Au lendemain de la dernière guerre, les ouvriers sont plus de 8 millions. La majorité d’entre eux sont des femmes. « Dans l’opinion, l’ouvrier est considéré comme le héros national, car il a résisté précocement à l’oppresseur. Comme l’a démontré, dès juin 1941, la grève des mines du Nord qui a rassemblé 100 000 mineurs », estime l’historien Xavier Vigna.
Les ouvriers sont également respectés car ils produisent le charbon indispensable à la bonne marche de la société. Ces derniers deviennent ainsi taillables et corvéables à merci. « On leur demande de travailler le dimanche et même parfois gratuitement pour relever le pays. Produire est leur devoir de classe et de patriote », leur assène-t-on. Des brigades de production sont même mises en place pour les pousser à produire toujours plus.

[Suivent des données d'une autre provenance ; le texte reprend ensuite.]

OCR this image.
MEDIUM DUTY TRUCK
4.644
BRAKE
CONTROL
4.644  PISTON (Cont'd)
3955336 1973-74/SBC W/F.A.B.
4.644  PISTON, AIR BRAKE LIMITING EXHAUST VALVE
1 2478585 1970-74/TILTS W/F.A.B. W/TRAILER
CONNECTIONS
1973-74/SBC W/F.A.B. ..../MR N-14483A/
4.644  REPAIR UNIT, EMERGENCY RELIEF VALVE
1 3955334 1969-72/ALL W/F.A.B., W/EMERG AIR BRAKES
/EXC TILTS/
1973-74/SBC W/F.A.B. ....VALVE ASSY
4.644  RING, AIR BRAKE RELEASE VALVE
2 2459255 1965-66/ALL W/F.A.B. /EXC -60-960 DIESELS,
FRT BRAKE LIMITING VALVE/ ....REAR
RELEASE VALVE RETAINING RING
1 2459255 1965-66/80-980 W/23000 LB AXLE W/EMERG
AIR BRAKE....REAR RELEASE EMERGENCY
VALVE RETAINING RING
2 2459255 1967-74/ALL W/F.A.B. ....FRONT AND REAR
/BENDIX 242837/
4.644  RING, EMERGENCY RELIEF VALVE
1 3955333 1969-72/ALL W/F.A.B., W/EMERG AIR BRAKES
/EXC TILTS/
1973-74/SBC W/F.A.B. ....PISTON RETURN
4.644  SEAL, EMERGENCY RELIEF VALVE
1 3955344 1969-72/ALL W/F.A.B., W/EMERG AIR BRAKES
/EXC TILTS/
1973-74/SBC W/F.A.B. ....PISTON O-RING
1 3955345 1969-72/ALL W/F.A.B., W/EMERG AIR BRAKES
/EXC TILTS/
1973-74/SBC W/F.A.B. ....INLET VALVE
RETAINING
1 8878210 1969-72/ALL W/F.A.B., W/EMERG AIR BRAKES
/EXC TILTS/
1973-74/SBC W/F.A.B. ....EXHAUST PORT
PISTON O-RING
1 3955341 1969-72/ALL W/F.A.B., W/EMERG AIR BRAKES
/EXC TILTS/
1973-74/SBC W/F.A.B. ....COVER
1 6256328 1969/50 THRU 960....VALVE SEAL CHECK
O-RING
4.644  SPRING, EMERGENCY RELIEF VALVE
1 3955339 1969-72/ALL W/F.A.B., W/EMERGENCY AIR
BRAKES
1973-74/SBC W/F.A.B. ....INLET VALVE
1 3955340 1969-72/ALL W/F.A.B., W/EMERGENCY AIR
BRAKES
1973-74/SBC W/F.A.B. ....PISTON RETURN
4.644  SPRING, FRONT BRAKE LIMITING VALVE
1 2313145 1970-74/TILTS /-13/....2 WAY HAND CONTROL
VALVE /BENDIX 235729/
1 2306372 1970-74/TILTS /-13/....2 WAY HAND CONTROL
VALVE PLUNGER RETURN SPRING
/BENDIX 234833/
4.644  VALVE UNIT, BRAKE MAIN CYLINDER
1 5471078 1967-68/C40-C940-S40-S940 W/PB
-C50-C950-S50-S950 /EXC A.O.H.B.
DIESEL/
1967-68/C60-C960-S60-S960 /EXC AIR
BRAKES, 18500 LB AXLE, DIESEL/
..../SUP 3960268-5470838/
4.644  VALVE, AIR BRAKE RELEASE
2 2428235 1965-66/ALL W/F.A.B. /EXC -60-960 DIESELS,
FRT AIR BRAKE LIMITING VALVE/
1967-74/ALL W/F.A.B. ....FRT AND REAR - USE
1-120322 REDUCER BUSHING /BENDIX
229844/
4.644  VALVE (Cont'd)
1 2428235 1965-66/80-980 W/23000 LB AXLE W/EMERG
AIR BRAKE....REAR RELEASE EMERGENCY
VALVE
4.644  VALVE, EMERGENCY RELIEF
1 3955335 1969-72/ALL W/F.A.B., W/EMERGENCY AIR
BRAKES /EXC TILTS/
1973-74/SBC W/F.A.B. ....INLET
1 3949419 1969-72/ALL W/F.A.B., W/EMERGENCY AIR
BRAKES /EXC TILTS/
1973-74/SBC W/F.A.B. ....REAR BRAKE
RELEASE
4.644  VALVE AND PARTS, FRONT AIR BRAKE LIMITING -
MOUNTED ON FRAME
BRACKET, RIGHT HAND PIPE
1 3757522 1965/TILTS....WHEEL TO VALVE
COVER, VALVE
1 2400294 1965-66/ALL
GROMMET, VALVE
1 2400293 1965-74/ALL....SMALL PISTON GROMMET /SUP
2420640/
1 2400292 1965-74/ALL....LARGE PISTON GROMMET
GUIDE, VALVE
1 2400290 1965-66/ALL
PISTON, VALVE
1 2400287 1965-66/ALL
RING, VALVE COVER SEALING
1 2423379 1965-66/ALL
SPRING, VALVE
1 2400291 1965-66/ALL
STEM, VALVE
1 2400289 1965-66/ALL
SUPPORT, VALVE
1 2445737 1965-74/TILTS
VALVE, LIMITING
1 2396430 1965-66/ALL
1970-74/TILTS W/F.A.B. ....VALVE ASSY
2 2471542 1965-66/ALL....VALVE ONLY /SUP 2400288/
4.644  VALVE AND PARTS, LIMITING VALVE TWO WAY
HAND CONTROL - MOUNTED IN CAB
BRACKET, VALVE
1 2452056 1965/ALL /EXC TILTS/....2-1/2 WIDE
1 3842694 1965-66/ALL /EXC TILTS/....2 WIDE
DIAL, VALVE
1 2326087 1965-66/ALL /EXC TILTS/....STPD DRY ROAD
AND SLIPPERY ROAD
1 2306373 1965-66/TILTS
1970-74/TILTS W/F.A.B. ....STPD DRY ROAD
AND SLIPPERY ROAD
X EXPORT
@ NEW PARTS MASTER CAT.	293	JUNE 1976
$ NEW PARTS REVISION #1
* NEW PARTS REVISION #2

« On vous dit que avez sauvé la France et on foule vos droits au pied. Un an après, vous n’êtes plus rien. Ce mépris a nourri la force extraordinaire de la grève de 1948. Le mineur n’avait pas oublié le passé », explique Achille Blondeau, l’un d’entre eux… Pour contrecarrer le mouvement, Jules Moch, ministre de l’Intérieur de la SFIO, fait alors occuper le bassin lorrain par des CRS. « Nous avons revécu l’occupation nazie, sauf que ce n’était plus des uniformes allemands mais français », se souvient Achille Blondeau. À Firminy, les CRS iront même jusqu’à ouvrir le feu sur les manifestants. Bilan de cette charge menée avec l’appui de chars d’assaut et de mitrailleuses ? Deux morts et une trentaine de blessés...
Crédit 13 Productions
Nous, ouvriers : « Nos rêves ont façonné la société »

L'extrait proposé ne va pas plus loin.